Assessment Community: A Critical Component of Assessment Strategy

Strategic Work in a Large Library 

The University Library at the University of Michigan has over 420 non-student employees and over 250 student employees.  Our library is divided into several large divisions, and is further divided across several buildings and roughly 40 departments. When the library rolls out a new strategy (or a change in strategy), some challenges presented by the size and structure of the organization include getting accurate information to everyone, giving people a chance to share ideas and questions, and providing support for those doing the relevant work.  

One area of strategic work in the library is assessment; not only do we use assessment to inform other strategic work in the library, we deploy assessment activities themselves in strategic ways.  How can we support truly strategic assessment in our large library, where people within many different departments engage in assessment work of one kind or another?  

This question connects directly to a key tenet of our assessment strategy: when collecting data on an issue (e.g. instruction, cataloging, public spaces), we look across the organization to see which colleagues or departments might have similar questions, do connected work, have existing data, or would also benefit from new data.  But in our context, how do we create the needed scaffolding, so that those doing or planning assessments don’t have to worry about missing important connections in the organizational landscape as they design studies and gather, interpret, and act on data?  This is where the library’s Assessment Special Interest Group (SIG) comes in!
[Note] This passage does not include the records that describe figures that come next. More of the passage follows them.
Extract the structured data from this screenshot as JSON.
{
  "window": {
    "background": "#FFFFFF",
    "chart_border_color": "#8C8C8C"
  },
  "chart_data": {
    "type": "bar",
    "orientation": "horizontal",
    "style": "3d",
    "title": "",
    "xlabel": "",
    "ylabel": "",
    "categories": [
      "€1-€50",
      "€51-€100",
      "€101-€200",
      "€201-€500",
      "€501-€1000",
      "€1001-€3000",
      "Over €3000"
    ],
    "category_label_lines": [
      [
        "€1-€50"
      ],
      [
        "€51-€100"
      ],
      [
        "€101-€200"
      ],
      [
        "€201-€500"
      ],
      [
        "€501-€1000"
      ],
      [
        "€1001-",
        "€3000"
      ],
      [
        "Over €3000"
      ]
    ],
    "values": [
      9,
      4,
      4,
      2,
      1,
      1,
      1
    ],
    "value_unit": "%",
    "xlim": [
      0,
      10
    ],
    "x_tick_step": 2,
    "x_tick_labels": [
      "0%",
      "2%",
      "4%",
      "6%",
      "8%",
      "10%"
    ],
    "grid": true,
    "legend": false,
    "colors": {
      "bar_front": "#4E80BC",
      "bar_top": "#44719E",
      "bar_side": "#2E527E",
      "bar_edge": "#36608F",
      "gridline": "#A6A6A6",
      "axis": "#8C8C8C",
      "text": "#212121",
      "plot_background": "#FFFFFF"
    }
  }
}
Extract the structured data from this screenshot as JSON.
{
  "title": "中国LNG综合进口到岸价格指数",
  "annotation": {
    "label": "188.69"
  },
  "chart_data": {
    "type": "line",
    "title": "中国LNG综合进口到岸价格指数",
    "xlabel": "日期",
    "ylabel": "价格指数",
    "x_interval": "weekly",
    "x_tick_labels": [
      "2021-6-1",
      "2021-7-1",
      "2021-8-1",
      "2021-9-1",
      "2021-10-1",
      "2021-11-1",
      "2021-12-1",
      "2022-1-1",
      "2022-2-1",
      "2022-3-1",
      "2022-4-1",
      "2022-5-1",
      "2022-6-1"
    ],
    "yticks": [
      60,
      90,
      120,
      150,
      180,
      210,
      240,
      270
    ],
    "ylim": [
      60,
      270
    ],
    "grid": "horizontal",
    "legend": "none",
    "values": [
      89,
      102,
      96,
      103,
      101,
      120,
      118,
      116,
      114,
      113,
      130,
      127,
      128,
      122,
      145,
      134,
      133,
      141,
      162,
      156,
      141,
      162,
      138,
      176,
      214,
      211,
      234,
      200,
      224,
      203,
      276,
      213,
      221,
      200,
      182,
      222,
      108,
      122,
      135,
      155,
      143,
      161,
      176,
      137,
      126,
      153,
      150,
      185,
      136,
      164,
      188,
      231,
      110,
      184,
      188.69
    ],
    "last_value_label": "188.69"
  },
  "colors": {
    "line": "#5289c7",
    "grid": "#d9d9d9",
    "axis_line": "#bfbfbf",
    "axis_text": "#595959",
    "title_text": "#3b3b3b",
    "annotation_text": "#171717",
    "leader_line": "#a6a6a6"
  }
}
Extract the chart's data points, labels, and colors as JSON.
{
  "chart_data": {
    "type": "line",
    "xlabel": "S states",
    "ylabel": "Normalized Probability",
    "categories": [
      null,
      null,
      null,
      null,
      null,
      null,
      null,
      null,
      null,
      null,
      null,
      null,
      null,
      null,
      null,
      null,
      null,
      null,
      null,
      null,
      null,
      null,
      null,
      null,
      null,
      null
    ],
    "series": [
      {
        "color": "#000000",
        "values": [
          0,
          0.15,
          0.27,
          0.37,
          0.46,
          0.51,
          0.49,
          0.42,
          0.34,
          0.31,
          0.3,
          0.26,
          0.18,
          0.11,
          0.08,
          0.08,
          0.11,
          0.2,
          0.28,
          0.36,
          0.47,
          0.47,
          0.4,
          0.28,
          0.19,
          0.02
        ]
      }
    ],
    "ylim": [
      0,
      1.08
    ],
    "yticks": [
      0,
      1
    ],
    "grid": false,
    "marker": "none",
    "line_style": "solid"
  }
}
The Benefits of an Assessment SIG

The Assessment SIG was founded in 2017 -- as the Tiny Studies SIG -- by assessment and planning superstars Heidi Burkhardt and Denise Leyton (see the very first Assessment SIG slide from the very first SIG meeting in the image below!).

Slide with the words: Welcome to the first ever Tiny Studies SIG meeting

The Assessment SIG is still going strong, nine years later!  The SIG is a relatively informal group that people can join simply by adding their name to the group’s MCommunity list.  The group currently has 94 members, and it includes library employees from all three U-M campuses.  The group is led by rotating chairs, holds hybrid meetings three or four times per semester, and draws 30 to 100 people to its meetings.  Meeting attendance varies by topic, and library employees who are not on the SIG list are always informed of meetings and are welcome to come.

Below are some fictional examples -- inspired by reality -- of how the Assessment SIG facilitates strategic assessment:

  • An assessment practitioner has an idea about using proxy server data to create helpful, discipline-specific lists of most-read articles for library users. People in the Assessment SIG provide their ideas about privacy considerations, data limitations, and others in the library and on campus who should be in the loop, thus setting the practitioner on a more informed and connected course of action.
  • Groups of assessment practitioners in Divisions A and B both provide library consultations to students, faculty, and staff.  One division uses a standard feedback form to collect assessment data on their consultation practices, while the other division does not have a team-level approach to collecting feedback.  SIG attendees from both divisions first hear a guest presenter from another university talk about that institution’s library-wide approach to assessing desk and consultation services.  The cross-divisional conversation then turns to sharing ideas about: methods for gathering data from U-M consultation users, specific questions that are important to ask, and ways to report on the data that feel accurate, useful, and sensitive to service providers.
  • Assessment practitioners on all three U-M campuses come together to discuss effective ways of recruiting participants for assessment studies. In the conversation, people share useful tips and experiences (e.g., maintaining/sharing a list of people willing to be contacted about studies, how to use incentives effectively and ethically). Further, people identify ways that some planned assessment projects might be combined, avoiding the phenomenon of multiple groups working hard to recruit participants for separate assessment efforts.
  • During the height of the COVID-19 pandemic, assessment practitioners gather in a Zoom-based SIG meeting to discuss how to continue with assessment during the pandemic.  Ideas are shared about using remote-friendly methodologies to collect new data (e.g., virtual focus groups) and using existing data to answer new questions. People leave the meeting feeling less isolated and excited to try new things.

These are just a few examples of how people who practice library assessment can do their work more strategically, and with more support, via participation in the Assessment Special Interest Group.

The Limits of the Assessment SIG

The Assessment SIG is a strong but relatively informal group.  The group does not have a conduit to Library Administration, which is the team of leaders responsible for setting the larger strategic direction of the library.  Further, the Library Administration team rarely seeks out data being collected by Assessment SIG members; even, surprisingly, when the data in question are collected under a Library Administration charge (e.g., there was not a strong connection between the Library Administration group and the 2023 Campus Survey Team it charged).

Although the Assessment SIG can empower, support, and connect assessment practitioners across divisions and campuses, the structure of the SIG cannot ensure that assessment work is properly connected to the strategic work of library leaders who do not view assessment as relevant to their decision making.  This represents a kind of upper limit on the impact of the Assessment SIG.  Even when an assessment project is needed and is carried out skillfully and strategically, the impact of the resulting findings is sometimes blunted or lost altogether if the involvement and support of library leaders is needed, following data collection.  Perhaps this conundrum is a topic for a future Assessment SIG meeting!